青葉さんの大鎌を振る力と拮抗し、空中に逆さまで止まる…………のはいいんだが……………?…………ん~?
何故か、いつまでたっても俺は死ななかった。
………人には効かないのか?
そんなありえない希望を抱きつつ、青葉さんの顔をPSサーバントの頭部カメラで確認すると………驚いている様だった。
…………………考えて見れば、俺は三島忠人の武霊能力が効かなかったんだよな………だが、同じく効かなかったキバは、青葉さんの武霊能力によって瞬時に倒された…………魔力供給する側とされる側の違いか?………まあ、何にせよ!
「キバ!」
俺の呼び掛けに応え、キバが俺の背中から飛び出す様に再具現化。
キバの再具現化に、青葉さんは大鎌で応戦し様とするが、大鎌は俺に押さえられている為に咄嗟の反応が出来ない。
「セレクト。ホーンサンダーブレード!」
俺の命令に空中で回転しながらホーンブレードを展開し、電撃をシールドの刃の中に込めるキバ。

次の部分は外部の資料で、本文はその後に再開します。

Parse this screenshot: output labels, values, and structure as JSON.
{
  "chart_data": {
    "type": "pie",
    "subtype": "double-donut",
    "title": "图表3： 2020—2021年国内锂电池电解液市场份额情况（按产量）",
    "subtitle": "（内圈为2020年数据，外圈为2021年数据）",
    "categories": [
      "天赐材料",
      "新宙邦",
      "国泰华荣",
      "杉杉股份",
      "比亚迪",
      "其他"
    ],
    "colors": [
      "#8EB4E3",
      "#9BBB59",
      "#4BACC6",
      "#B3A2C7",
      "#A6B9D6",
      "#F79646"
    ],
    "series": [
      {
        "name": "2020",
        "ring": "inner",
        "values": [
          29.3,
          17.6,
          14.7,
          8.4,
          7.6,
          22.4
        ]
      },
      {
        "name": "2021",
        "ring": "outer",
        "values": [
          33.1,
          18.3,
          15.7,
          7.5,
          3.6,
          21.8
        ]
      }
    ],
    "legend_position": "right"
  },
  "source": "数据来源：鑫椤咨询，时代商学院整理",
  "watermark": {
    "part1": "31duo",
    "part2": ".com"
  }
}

川に着地すると同時に、駆け出し、俺の下を潜り抜ける様に駆け抜け、青葉さんを電撃が溜まったホーンブレードで斬り付ける。
シールドの刃が身に纏った武霊を切り裂き、青葉さんに当たる直前で刃が消え、電撃が解放。
一瞬の内に電撃が身体に走り、身に纏った武霊が霧散すると共に武霊の骨の翼で浮いていた青葉さんが川に落ちる。
寸前で、青葉さんの身体を俺は受け止めたんだが………その…………なんだ…………物凄く困った位置で受け止めてしまい………む…………あ~キバ!ぼさっとしてないで彼女を受け止めろって………いや、早く。お願いだから。